Two decades ago this month, AmeriCorps was established, in a signing ceremony on the White House lawn. It was a proud moment for our family, keeping a commitment made to the American people in 1992 and sparking great hopes for the future of national service. Those hopes have been fulfilled by AmeriCorps' growth and the quality of service its members have rendered.
Every AmeriCorps volunteer recites a pledge to "get things done." More than 800,000 of them have contributed 1 billion hours of service — tackling real problems and improving the lives of citizens and life in our country. For example, thousands of teachers, tutors and mentors help students in low-performing schools learn what they need to be successful in education, work and life.
Also, AmeriCorps members often mobilize efforts beyond their own ranks. In response to the tornado that struck Joplin, Mo., in May 2011, AmeriCorps teams organized a large-scale response center that recruited and supervised more than 75,000 volunteers who came to Joplin and contributed more than 579,000 hours of service. Those hours defrayed more than $17.7 million that Joplin would have otherwise owed to the federal government in matching emergency funds.
The AmeriCorps pledge also says, "I will carry this commitment with me this year and beyond." And carry it beyond they do — 41 percent of members obtain a four-year college degree within three years of enrolling in AmeriCorps, helped by the scholarship aid they earn while serving; 66 percent of members choose to go into a public service career, and 72 percent continue to volunteer after completing their service.
According to the National Conference on Citizenship, in 2009, millennials — those born from the early 1980s through the early 2000s — "lead the way in volunteering," with a 43 percent service rate. In 2011 alone, the Corporation for National and Community Service reported that there were 582,000 applications for 80,000 AmeriCorps positions.
As strong and successful as AmeriCorps is, each year hundreds of thousands of young people who want to serve are turned away — not only from AmeriCorps but from the Peace Corps and other service opportunities — because of a lack of funding. This past July, President Barack Obama created a task force to find new ways for the public and private sectors to come together and expand national service.

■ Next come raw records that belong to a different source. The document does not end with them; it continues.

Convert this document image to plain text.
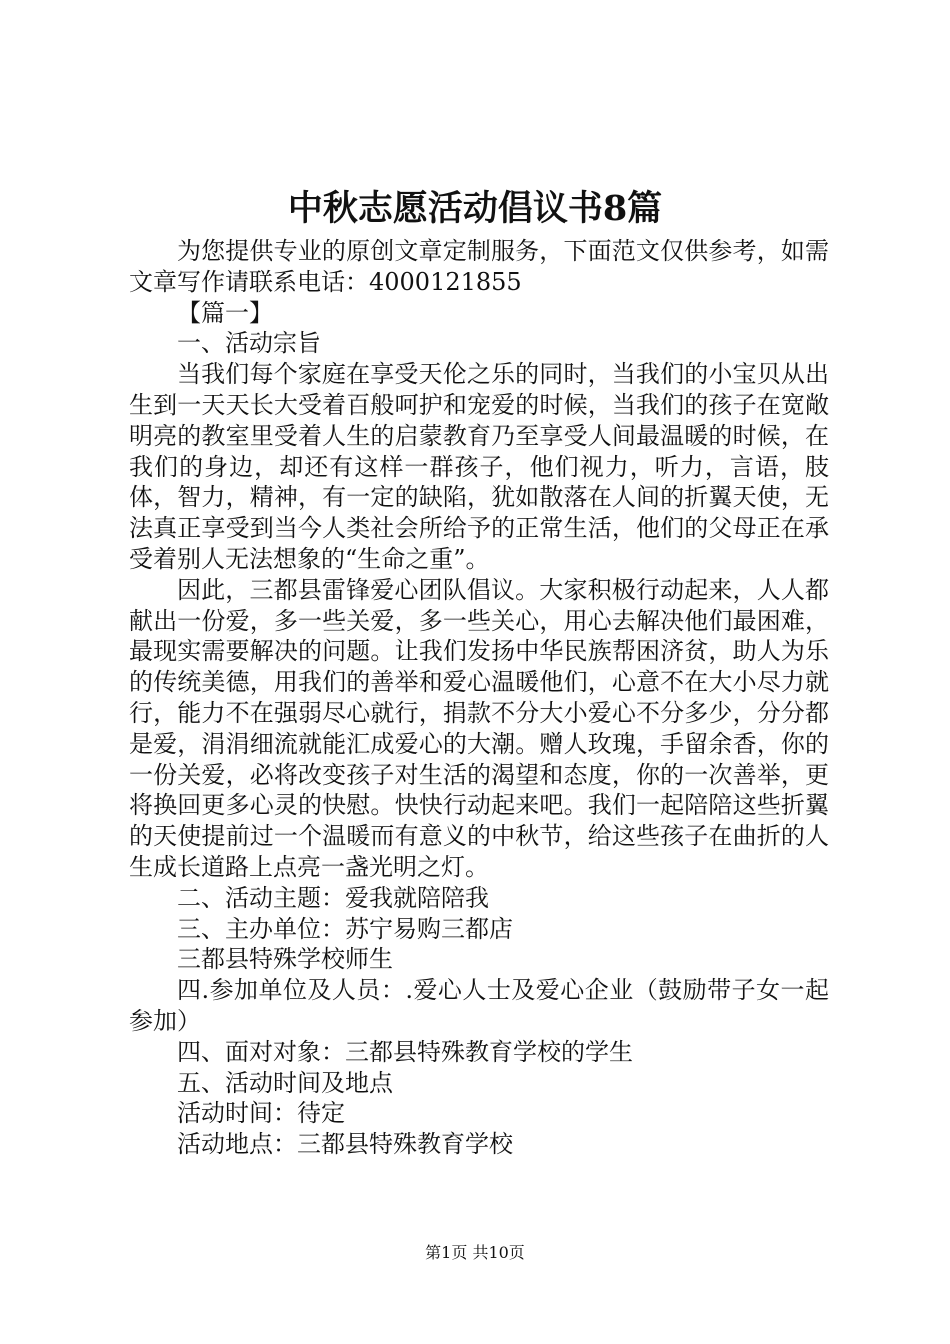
中秋志愿活动倡议书8篇

为您提供专业的原创文章定制服务，下面范文仅供参考，如需文章写作请联系电话：4000121855

【篇一】

一、活动宗旨

当我们每个家庭在享受天伦之乐的同时，当我们的小宝贝从出生到一天天长大受着百般呵护和宠爱的时候，当我们的孩子在宽敞明亮的教室里受着人生的启蒙教育乃至享受人间最温暖的时候，在我们的身边，却还有这样一群孩子，他们视力，听力，言语，肢体，智力，精神，有一定的缺陷，犹如散落在人间的折翼天使，无法真正享受到当今人类社会所给予的正常生活，他们的父母正在承受着别人无法想象的“生命之重”。

因此，三都县雷锋爱心团队倡议。大家积极行动起来，人人都献出一份爱，多一些关爱，多一些关心，用心去解决他们最困难，最现实需要解决的问题。让我们发扬中华民族帮困济贫，助人为乐的传统美德，用我们的善举和爱心温暖他们，心意不在大小尽力就行，能力不在强弱尽心就行，捐款不分大小爱心不分多少，分分都是爱，涓涓细流就能汇成爱心的大潮。赠人玫瑰，手留余香，你的一份关爱，必将改变孩子对生活的渴望和态度，你的一次善举，更将换回更多心灵的快慰。快快行动起来吧。我们一起陪陪这些折翼的天使提前过一个温暖而有意义的中秋节，给这些孩子在曲折的人生成长道路上点亮一盏光明之灯。

二、活动主题：爱我就陪陪我

三、主办单位：苏宁易购三都店

三都县特殊学校师生

四.参加单位及人员：.爱心人士及爱心企业（鼓励带子女一起参加）

四、面对对象：三都县特殊教育学校的学生

五、活动时间及地点

活动时间：待定

活动地点：三都县特殊教育学校

第1页 共10页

In unveiling the proposal, he said, "In times of tight budgets and some very tough problems, we know that the greatest resource we have is the limitless energy and ingenuity of our citizens." The president's concerns are shared by members of Congress, governors and mayors of both parties who recognize that national service is essential to building a future of shared opportunities and shared responsibilities.

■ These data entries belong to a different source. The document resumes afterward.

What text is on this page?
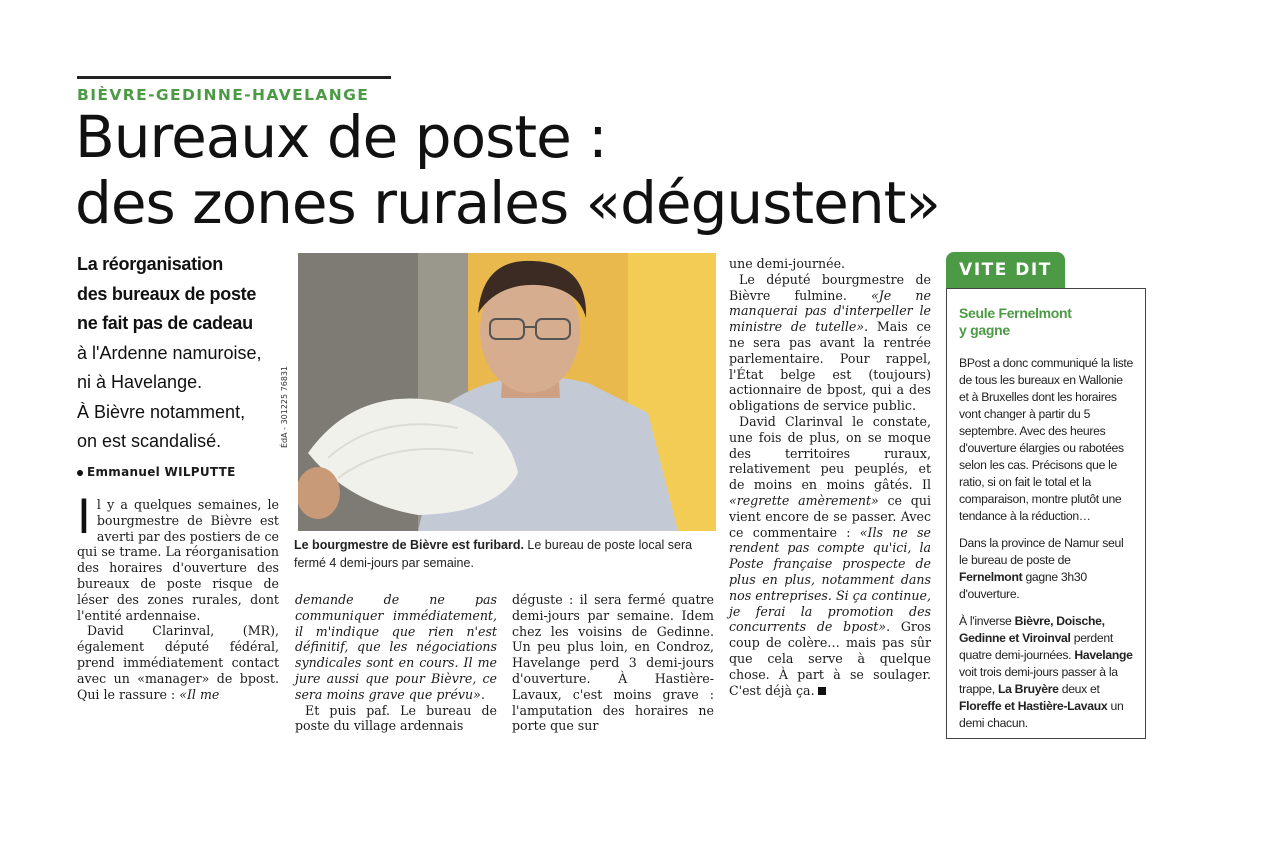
BIÈVRE-GEDINNE-HAVELANGE
Bureaux de poste :
des zones rurales «dégustent»
La réorganisation
des bureaux de poste
ne fait pas de cadeau
à l'Ardenne namuroise,
ni à Havelange.
À Bièvre notamment,
on est scandalisé.
Emmanuel WILPUTTE
ÉdA - 301225 76831
Le bourgmestre de Bièvre est furibard. Le bureau de poste local sera fermé 4 demi-jours par semaine.

Il y a quelques semaines, le bourgmestre de Bièvre est averti par des postiers de ce qui se trame. La réorganisation des horaires d'ouverture des bureaux de poste risque de léser des zones rurales, dont l'entité ardennaise.

David Clarinval, (MR), également député fédéral, prend immédiatement contact avec un «manager» de bpost. Qui le rassure : «Il me

demande de ne pas communiquer immédiatement, il m'indique que rien n'est définitif, que les négociations syndicales sont en cours. Il me jure aussi que pour Bièvre, ce sera moins grave que prévu».

Et puis paf. Le bureau de poste du village ardennais

déguste : il sera fermé quatre demi-jours par semaine. Idem chez les voisins de Gedinne. Un peu plus loin, en Condroz, Havelange perd 3 demi-jours d'ouverture. À Hastière-Lavaux, c'est moins grave : l'amputation des horaires ne porte que sur

une demi-journée.

Le député bourgmestre de Bièvre fulmine. «Je ne manquerai pas d'interpeller le ministre de tutelle». Mais ce ne sera pas avant la rentrée parlementaire. Pour rappel, l'État belge est (toujours) actionnaire de bpost, qui a des obligations de service public.

David Clarinval le constate, une fois de plus, on se moque des territoires ruraux, relativement peu peuplés, et de moins en moins gâtés. Il «regrette amèrement» ce qui vient encore de se passer. Avec ce commentaire : «Ils ne se rendent pas compte qu'ici, la Poste française prospecte de plus en plus, notamment dans nos entreprises. Si ça continue, je ferai la promotion des concurrents de bpost». Gros coup de colère… mais pas sûr que cela serve à quelque chose. À part à se soulager. C'est déjà ça.

VITE DIT
Seule Fernelmont
y gagne

BPost a donc communiqué la liste de tous les bureaux en Wallonie et à Bruxelles dont les horaires vont changer à partir du 5 septembre. Avec des heures d'ouverture élargies ou rabotées selon les cas. Précisons que le ratio, si on fait le total et la comparaison, montre plutôt une tendance à la réduction…

Dans la province de Namur seul le bureau de poste de Fernelmont gagne 3h30 d'ouverture.

À l'inverse Bièvre, Doische, Gedinne et Viroinval perdent quatre demi-journées. Havelange voit trois demi-jours passer à la trappe, La Bruyère deux et Floreffe et Hastière-Lavaux un demi chacun.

It is time to write the next chapter in this uniquely American story. Twenty years ago, AmeriCorps was created in America's historic tradition of national service. We are grateful that, in the years since, Presidents George W. Bush and Obama have sustained and expanded that service. We believe that in the 21st century, national service should become a civic rite of passage — that a year of service should be a common expectation for every young American — so that the question of "Where did you serve?" is as common as "Where did you graduate high school?"
It will take partners of all kinds to make this commitment a reality. The Clinton Foundation is committed to doing our part by helping to create smart, rich service opportunities that have a real impact in meeting urgent challenges and giving people brighter futures. To create enough of them, businesses, nonprofits, government and private citizens will also have to do their part.
Let's give every young person who wants to serve the opportunity to do so. Let's help them get things done.